Grâce au travail fourni par l'UNESCO, la diversité culturelle progresse. Mais à côté de cette dimension internationale, il ne faut pas perdre de vue l'importance de cet enjeu aux niveaux national et territorial, où il est plus difficile de faire avancer la diversité culturelle. Afin de renforcer l'attractivité des territoires, les politiques parient bien souvent sur les atouts locaux en termes de créativité et d'innovation, en oubliant les fondamentaux de ces accords internationaux en matière de diversité culturelle. Je prendrai l'exemple de Nantes : la ville mène une politique de « quartier de la création », destinée à faire émerger des jeunes pousses qui empruntent aux ressources culturelles pour devenir professionnels. Cependant on s'aperçoit que la seule façon de penser l'avenir professionnel c'est, avec son projet culturel, d'être compétitif sur le marché et de rentabiliser son projet.
Je me suis pour ma part toujours refusé à abandonner l'engagement de solidarité mis en avant par la Déclaration universelle sur la diversité culturelle de 2001 dont l'un des considérants est libellé de la manière suivante : « aspirant à une plus grande solidarité fondée sur la reconnaissance de la diversité culturelle, sur la prise de conscience de l'unité du genre humain et sur le développement des échanges interculturels ». Dans son rapport de 2011 sur La dimension culturelle du Grand Paris, M. Daniel Janicot invite à certain pragmatisme qui permette au Grand Paris de s'extraire d'un passé culturel muséifié pour investir les nouveaux marchés de la compétition mondiale entre métropoles sur l'enjeu culturel. J'avais ironisé sur le fait qu'on avait de plus en plus l'impression que les artistes étaient devenus des munitions dans une guerre culturelle mondiale. Lorsque je l'ai rencontré, M. Janicot s'est alors excusé auprès de moi pour avoir négligé cette idée de solidarité, alors qu'il était le numéro deux de l'UNESCO au moment de la négociation de la convention sur la diversité culturelle.

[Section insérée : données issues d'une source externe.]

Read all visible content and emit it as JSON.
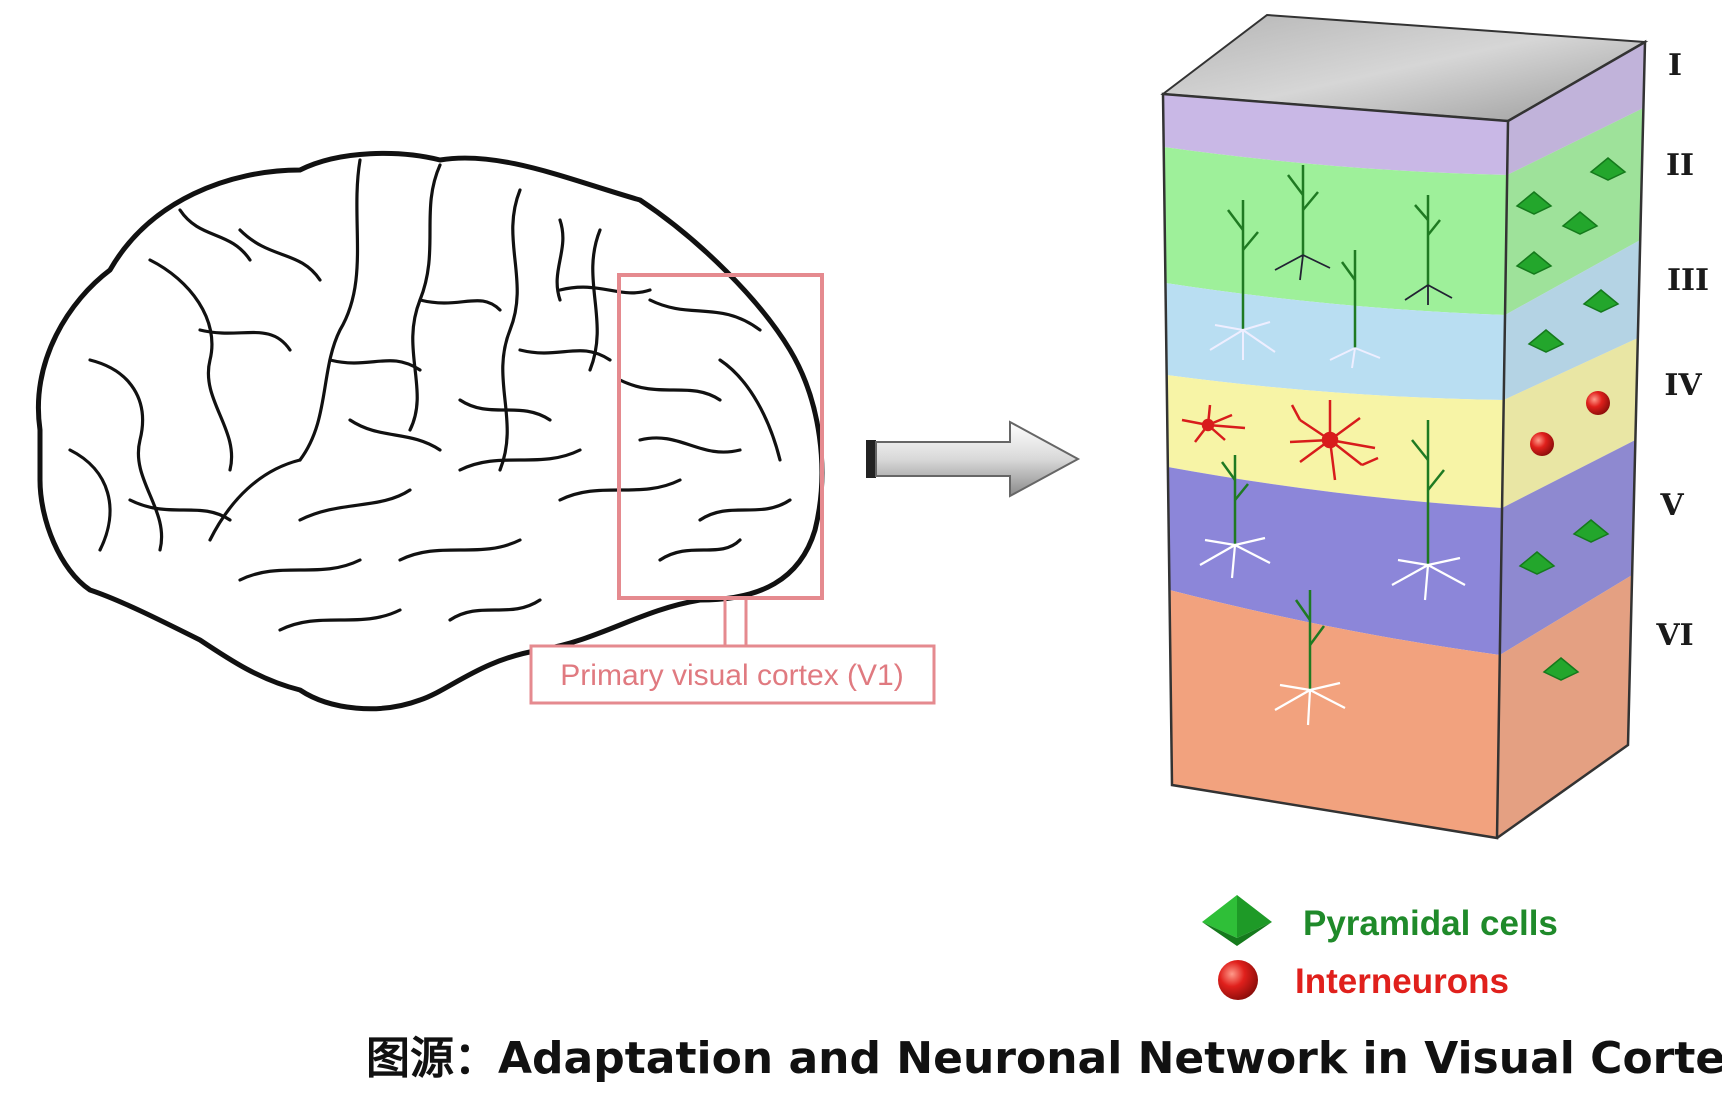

S'attache à la définition même de la culture un enjeu politique fort. La Déclaration de Fribourg sur les droits culturels de 2007 propose une définition particulièrement large de la culture, en précisant que « le terme «culture» recouvre les valeurs, les croyances, les convictions, les langues, les savoirs et les arts, les traditions, institutions et modes de vie par lesquels une personne ou un groupe exprime son humanité et les significations qu'il donne à son existence et à son développement ». Se pose alors la question de l'identification des espaces politiques d'arbitrage entre la dimension économique et l'ambition de « faire humanité ensemble ». Certains responsables politiques ont pris de l'avance - je pense à nos amis de la communauté française de Belgique qui ont consacré, dans un décret-loi de décembre 2013, la définition de la culture comme moyen de « faire humanité ensemble ». Les cinq départements engagés dans le programme « Paideia 4D+ », la Gironde, le Nord, La Manche, le Territoire de Belfort et l'Ardèche, ont lancé une dynamique qui, localement, prend une dimension internationale en réévaluant les politiques publiques territoriales au regard du référentiel international défini par l'UNESCO. L'objectif d'attractivité locale doit désormais prendre en compte cette ambition de « faire humanité ensemble ». L'identification du lieu politique d'arbitrage entre ces deux visions, la dynamique économique et la mise en avant des droits culturels des personnes ou des groupes, permettrait d'avoir une approche un peu plus équilibrée de ce qui se passe un peu partout en Europe, en particulier du poids des replis identitaires.
L'idée de diversité culturelle en France reste pour moi un mystère, une grande énigme. La défense de l'exception culturelle, au nom de la diversité culturelle, a toujours constitué un élément moteur de notre politique internationale. On pourrait en déduire naïvement que cette idée est au coeur de la politique du ministère de la culture. Mais on s'aperçoit, lorsqu'on examine les textes réglementaires définissant les missions du ministère, qu'il n'est nulle part fait référence au mot « diversité ». C'est pour moi une énigme car comment l'État peut-il se battre à l'extérieur pour défendre cette idée de diversité culturelle sans l'inclure dans ses textes d'organisation institutionnelle ? Je renvoie également à la responsabilité du législateur qui, lorsqu'il a été amené à discuter des compétences des collectivités territoriales, n'a pas saisi la balle au bond en maintenant une compétence générale en la matière, alors qu'il suffirait de reprendre la définition des responsabilités publiques contenue dans la Déclaration de 2001.
L'enjeu du développement durable humain doit être abordé sérieusement, tant au niveau de l'Organisation des Nations unies (ONU) qu'au niveau local, comme une notion qui porte un sens et ne se réduit pas seulement à une activité.